Observers of the cryptocurrency industry have been warned not to write off digital assets like Bitcoin (BTC) due to the ongoing ‘cryptocurrency winter’ and market collapses, according to a major European asset manager.

In a thematic paper analyzing the state and the prospects of the crypto market, investment execs at Paris-based Amundi argued that even though BTC failed to protect investors against rising inflation in 2021 and 2022, its limited supply may still attract more attention if inflation remains above the central banks’ targets.

Mortier Vincent and macroeconomist Perrier Tristan of Amundi’s chief investment office outlined five reasons why the recent setbacks in the crypto industry — including collapses of firms like FTX or Celsius — may not mean the end of cryptocurrencies.

The execs argued that the current crisis is likely to bring more realistic expectations from the industry and “separate the wheat from the chaff”, comparing crypto to blue-chip tech stocks, which also experienced wild price collapses before starting to thrive. They also noted that the current market downturn still comes in line with Bitcoin’s historical price cycles.

Ethereum’s successful shift to a proof-of-stake blockchain was used as an example of the industry’s capabilities in reducing energy consumption, while the key value propositions of crypto like decentralization and immutability of transactions have not been touched by the crisis.

Prominent companies in financial and other industries have also not stopped expressing their interest in crypto, with heavyweights like Blackrock acquiring a stake in Circle in 2022.

The execs concluded that regulation will likely bring a more positive impact on the industry despite certainly causing temporary price setbacks.

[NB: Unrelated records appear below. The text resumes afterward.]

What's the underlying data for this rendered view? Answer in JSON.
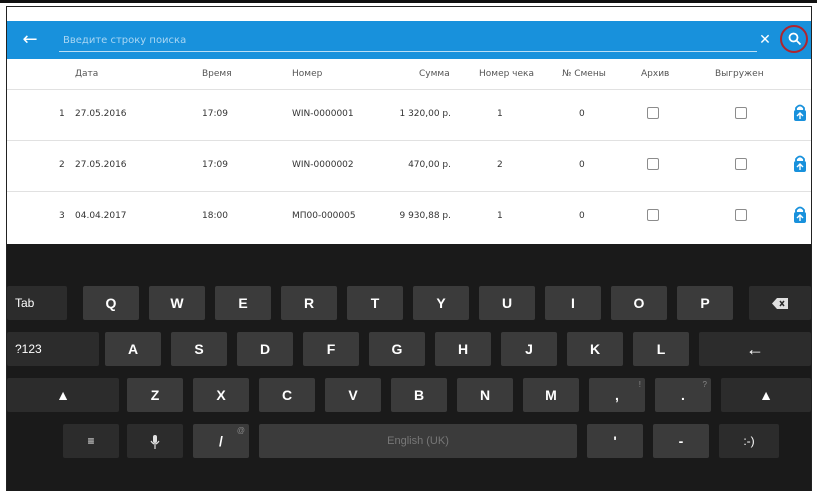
{
  "search": {
    "placeholder": "Введите строку поиска"
  },
  "table": {
    "headers": [
      "Дата",
      "Время",
      "Номер",
      "Сумма",
      "Номер чека",
      "№ Смены",
      "Архив",
      "Выгружен"
    ],
    "rows": [
      {
        "n": "1",
        "date": "27.05.2016",
        "time": "17:09",
        "number": "WIN-0000001",
        "sum": "1 320,00 р.",
        "check": "1",
        "shift": "0",
        "archived": false,
        "uploaded": false
      },
      {
        "n": "2",
        "date": "27.05.2016",
        "time": "17:09",
        "number": "WIN-0000002",
        "sum": "470,00 р.",
        "check": "2",
        "shift": "0",
        "archived": false,
        "uploaded": false
      },
      {
        "n": "3",
        "date": "04.04.2017",
        "time": "18:00",
        "number": "МП00-000005",
        "sum": "9 930,88 р.",
        "check": "1",
        "shift": "0",
        "archived": false,
        "uploaded": false
      }
    ]
  },
  "keyboard": {
    "tab": "Tab",
    "sym": "?123",
    "row1": [
      "Q",
      "W",
      "E",
      "R",
      "T",
      "Y",
      "U",
      "I",
      "O",
      "P"
    ],
    "row2": [
      "A",
      "S",
      "D",
      "F",
      "G",
      "H",
      "J",
      "K",
      "L"
    ],
    "row3": [
      "Z",
      "X",
      "C",
      "V",
      "B",
      "N",
      "M",
      ",",
      "."
    ],
    "row3_hints": {
      "comma": "!",
      "period": "?"
    },
    "slash": "/",
    "slash_hint": "@",
    "space_label": "English (UK)",
    "apostrophe": "'",
    "dash": "-",
    "smiley": ":-)"
  },
  "colors": {
    "accent": "#1891dc",
    "search_ring": "#b0242e",
    "upload_icon": "#1891dc"
  }
}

They highlighted that many regulators have eventually preferred to not put a blanket ban on crypto after several attempts, and that advanced economies now see it as a possibility.

Despite expressing some level of bullishness towards the future of crypto, Amundi’s investment executives still noted that the real economic utility of crypto “still needs to be fully confirmed.” That would need a widespread use of public blockchains in the real economy and the associated non-speculative demand, the experts noted.